Years of QE programs and low bond yields have prompted investors to increase equity allocations and the fear is now that higher yields will translate into lower equity prices. Marko Kolanovic, Global Head of Derivative and Quantitative Strategies at J.P. Morgan Securities, says that this fear is justified by correlation data.
In the left pane of the chart, Kolanovic shows that bond-equity correlation has been steadily increasing this year. Recent levels of bond-equity correlation are strong at around 40% (centre pane) and Kolanovic thinks that if yields rise, equities are most likely to sell off.
The figure also shows the correlation of DAX to German government bonds. While bond-equity correlation in the German market is lower than in the US, Kolanovic says that recent DAX/bond moves can give us a flavour of what could potentially happen in the US. The right pane of the chart shows how over the past 2 months 10Y German bonds sold off by around 7% and DAX by around 10%. While he says it is difficult to precisely quantify equity risks coming from a potential increase in bond yields, he says he can estimate it.
For example, he assumes that an adverse market reaction to the exit from zero interest-rate policy could result in around 100-125 bps increase in 10Y yields based on rate spikes over the last 10 years which were in the range of 120-200bps. He estimates equity-rate correlation during a rate increase at 40% and the ratio of equity to bond volatility to be 2.5 to 3. Liquidity in equity markets has also declined over the past 5 years – stock trading volumes have dropped 40% and index volumes by 30%.
Taking into account all of these factors (correlation, beta, liquidity and yield increase), he estimates that an equity selloff on account of a sharp increase in rates could be in the range of 10-15%. While this type of pullback would not be unusual for equity managers, multi-asset portfolios would be hit much harder due to positive bond-equity correlations and they should look to diversify into low or negatively correlated assets or buy portfolio protection.

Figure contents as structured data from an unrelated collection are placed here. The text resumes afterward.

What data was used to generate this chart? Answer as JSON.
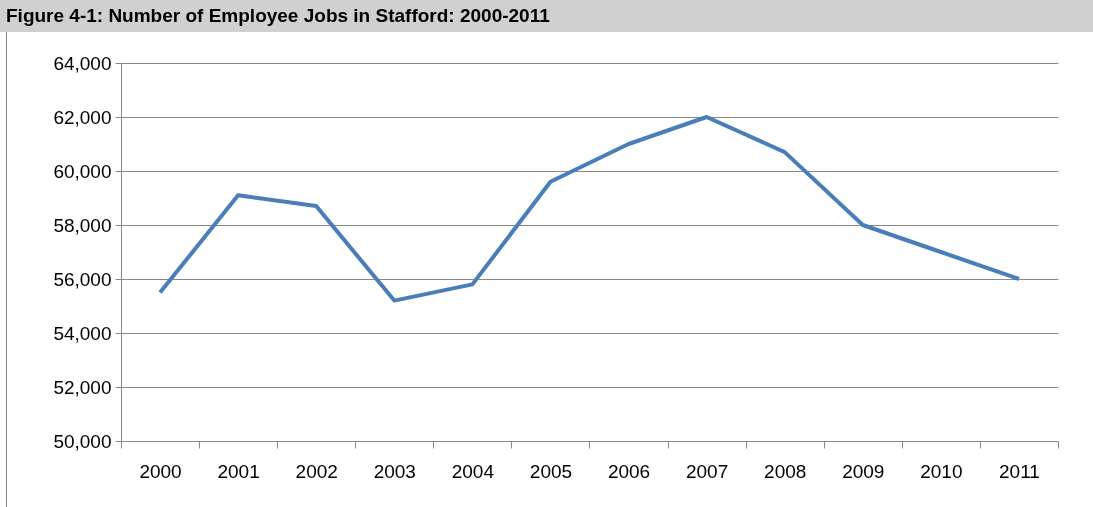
{
  "chart_data": {
    "type": "line",
    "title": "Figure 4-1: Number of Employee Jobs in Stafford: 2000-2011",
    "categories": [
      "2000",
      "2001",
      "2002",
      "2003",
      "2004",
      "2005",
      "2006",
      "2007",
      "2008",
      "2009",
      "2010",
      "2011"
    ],
    "series": [
      {
        "color": "#4a7ebb",
        "values": [
          55500,
          59100,
          58700,
          55200,
          55800,
          59600,
          61000,
          62000,
          60700,
          58000,
          57000,
          56000
        ]
      }
    ],
    "ylim": [
      50000,
      64000
    ],
    "yticks": [
      {
        "value": 50000,
        "label": "50,000"
      },
      {
        "value": 52000,
        "label": "52,000"
      },
      {
        "value": 54000,
        "label": "54,000"
      },
      {
        "value": 56000,
        "label": "56,000"
      },
      {
        "value": 58000,
        "label": "58,000"
      },
      {
        "value": 60000,
        "label": "60,000"
      },
      {
        "value": 62000,
        "label": "62,000"
      },
      {
        "value": 64000,
        "label": "64,000"
      }
    ],
    "grid": "y",
    "legend": false,
    "marker": "none",
    "line_style": "solid"
  }
}
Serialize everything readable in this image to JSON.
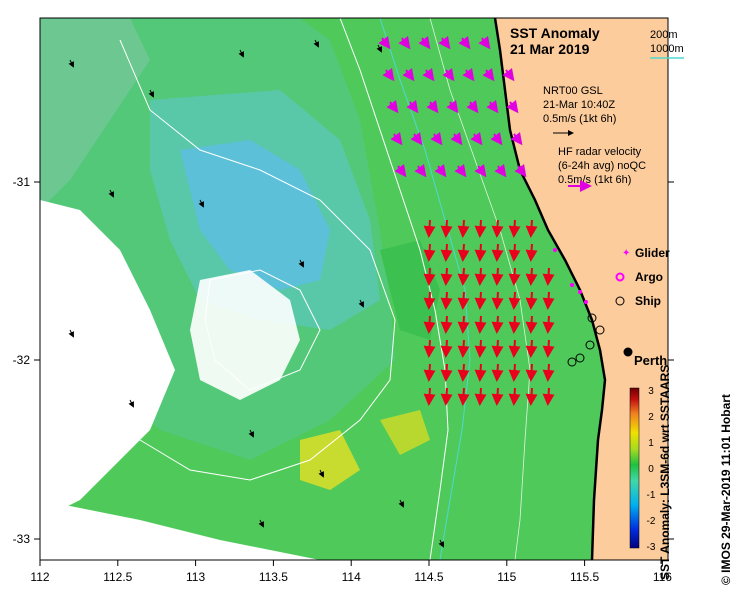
{
  "map": {
    "title": "SST Anomaly",
    "date": "21 Mar 2019",
    "place_label": "Perth",
    "credit": "© IMOS 29-Mar-2019 11:01 Hobart",
    "lon_ticks": [
      "112",
      "112.5",
      "113",
      "113.5",
      "114",
      "114.5",
      "115",
      "115.5",
      "116"
    ],
    "lat_ticks": [
      "-31",
      "-32",
      "-33"
    ]
  },
  "isobath_legend": {
    "items": [
      {
        "label": "200m",
        "color": "#ffffff"
      },
      {
        "label": "1000m",
        "color": "#4fd8d0"
      }
    ]
  },
  "velocity_legend": {
    "ship": {
      "line1": "NRT00 GSL",
      "line2": "21-Mar 10:40Z",
      "scale": "0.5m/s (1kt 6h)"
    },
    "radar": {
      "line1": "HF radar velocity",
      "line2": "(6-24h avg) noQC",
      "scale": "0.5m/s (1kt 6h)"
    }
  },
  "symbol_legend": {
    "glider": "Glider",
    "argo": "Argo",
    "ship": "Ship"
  },
  "colorbar": {
    "label": "SST Anomaly: L3SM-6d wrt SSTAARS",
    "ticks": [
      "3",
      "2",
      "1",
      "0",
      "-1",
      "-2",
      "-3"
    ],
    "colors": [
      "#000080",
      "#0030e0",
      "#00b0f0",
      "#40d8a8",
      "#20c040",
      "#a8dc20",
      "#f0e000",
      "#f08020",
      "#c01010",
      "#700000"
    ]
  },
  "colors": {
    "land": "#fccc9c",
    "radar_arrow": "#e8001c",
    "radar_arrow_north": "#e000e0",
    "glider": "#ff00ff",
    "anomaly_high": "#f0e000",
    "anomaly_mid": "#30c060",
    "anomaly_low": "#40c8f0"
  }
}
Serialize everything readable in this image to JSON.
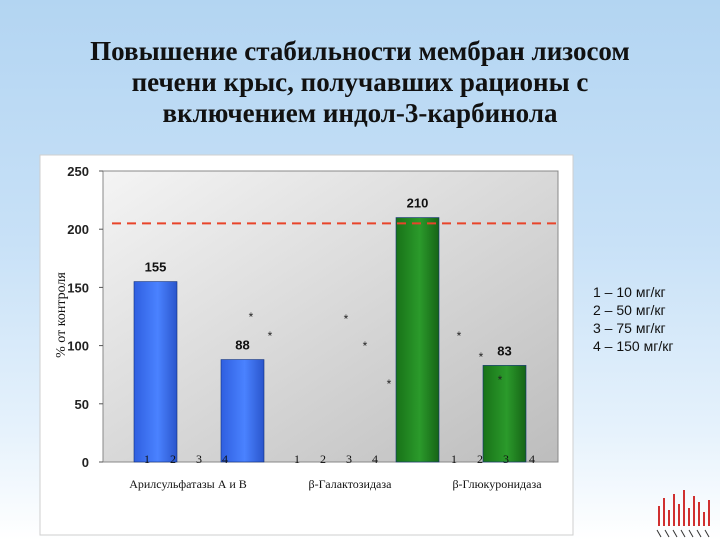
{
  "title_lines": [
    "Повышение стабильности мембран лизосом",
    "печени крыс, получавших рационы с",
    "включением индол-3-карбинола"
  ],
  "legend": [
    "1 – 10 мг/кг",
    "2 – 50 мг/кг",
    "3 – 75 мг/кг",
    "4 – 150 мг/кг"
  ],
  "chart_data": {
    "type": "bar",
    "title": "Повышение стабильности мембран лизосом печени крыс, получавших рационы с включением индол-3-карбинола",
    "ylabel": "% от контроля",
    "xlabel": "",
    "ylim": [
      0,
      250
    ],
    "yticks": [
      0,
      50,
      100,
      150,
      200,
      250
    ],
    "reference_line": 205,
    "grid": false,
    "legend_position": "right",
    "groups": [
      {
        "name": "Арилсульфатазы А и В",
        "categories": [
          "1",
          "2",
          "3",
          "4"
        ],
        "values": [
          155,
          88,
          null,
          null
        ],
        "color": "#3a6df0"
      },
      {
        "name": "β-Галактозидаза",
        "categories": [
          "1",
          "2",
          "3",
          "4"
        ],
        "values": [
          null,
          null,
          null,
          210
        ],
        "color": "#1f8a1f"
      },
      {
        "name": "β-Глюкуронидаза",
        "categories": [
          "1",
          "2",
          "3",
          "4"
        ],
        "values": [
          null,
          null,
          null,
          83
        ],
        "color": "#1f8a1f"
      }
    ],
    "data_labels": [
      "155",
      "88",
      "210",
      "83"
    ],
    "significance_marker": "*",
    "colors": {
      "blue": "#3a6df0",
      "green": "#1f8a1f",
      "reference": "#e8442a",
      "plot_bg": "#d4d4d4"
    }
  }
}
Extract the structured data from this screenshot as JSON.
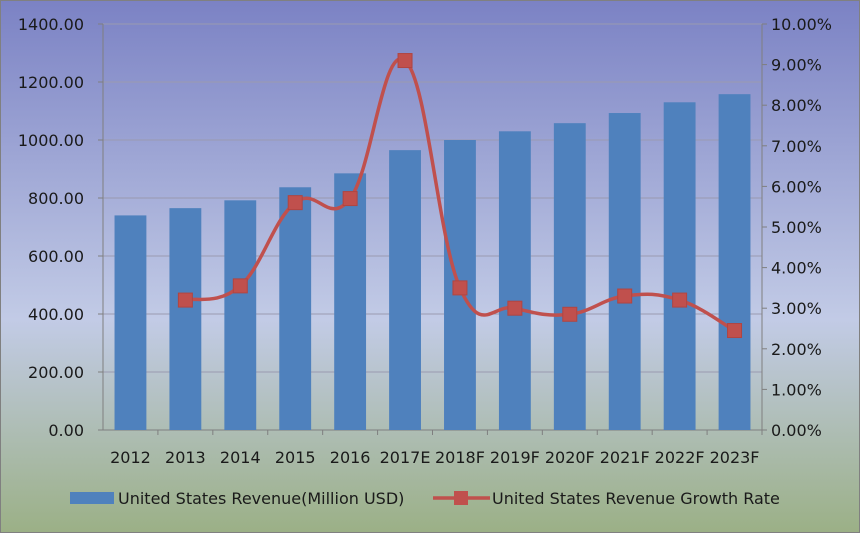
{
  "chart_data": {
    "type": "bar",
    "categories": [
      "2012",
      "2013",
      "2014",
      "2015",
      "2016",
      "2017E",
      "2018F",
      "2019F",
      "2020F",
      "2021F",
      "2022F",
      "2023F"
    ],
    "series": [
      {
        "name": "United States Revenue(Million USD)",
        "type": "bar",
        "axis": "left",
        "color": "#4f81bd",
        "values": [
          740,
          765,
          792,
          837,
          885,
          965,
          1000,
          1030,
          1058,
          1093,
          1130,
          1158
        ]
      },
      {
        "name": "United States Revenue Growth Rate",
        "type": "line",
        "axis": "right",
        "color": "#c0504d",
        "values": [
          null,
          0.032,
          0.0355,
          0.056,
          0.057,
          0.091,
          0.035,
          0.03,
          0.0285,
          0.033,
          0.032,
          0.0245
        ]
      }
    ],
    "y_left": {
      "range": [
        0,
        1400
      ],
      "ticks": [
        0,
        200,
        400,
        600,
        800,
        1000,
        1200,
        1400
      ],
      "tick_labels": [
        "0.00",
        "200.00",
        "400.00",
        "600.00",
        "800.00",
        "1000.00",
        "1200.00",
        "1400.00"
      ]
    },
    "y_right": {
      "range": [
        0,
        0.1
      ],
      "ticks": [
        0,
        0.01,
        0.02,
        0.03,
        0.04,
        0.05,
        0.06,
        0.07,
        0.08,
        0.09,
        0.1
      ],
      "tick_labels": [
        "0.00%",
        "1.00%",
        "2.00%",
        "3.00%",
        "4.00%",
        "5.00%",
        "6.00%",
        "7.00%",
        "8.00%",
        "9.00%",
        "10.00%"
      ]
    },
    "grid": true,
    "legend": "bottom",
    "background_gradient": [
      "#7b82c4",
      "#c2cbe6",
      "#9bb086"
    ]
  }
}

Kolanovic also notes that bond yields across the world are highly correlated (as bonds of the same credit rating can often be used as a perfect substitute). The correlation between US and German yield levels was 87% and between yield returns was 74%. Given the positive correlation of rates, the expected increase in short term US rates, and ongoing QE in Europe putting pressure on the long end – he says to expect a further flattening of the curve that has historically had an additional negative impact on US equities.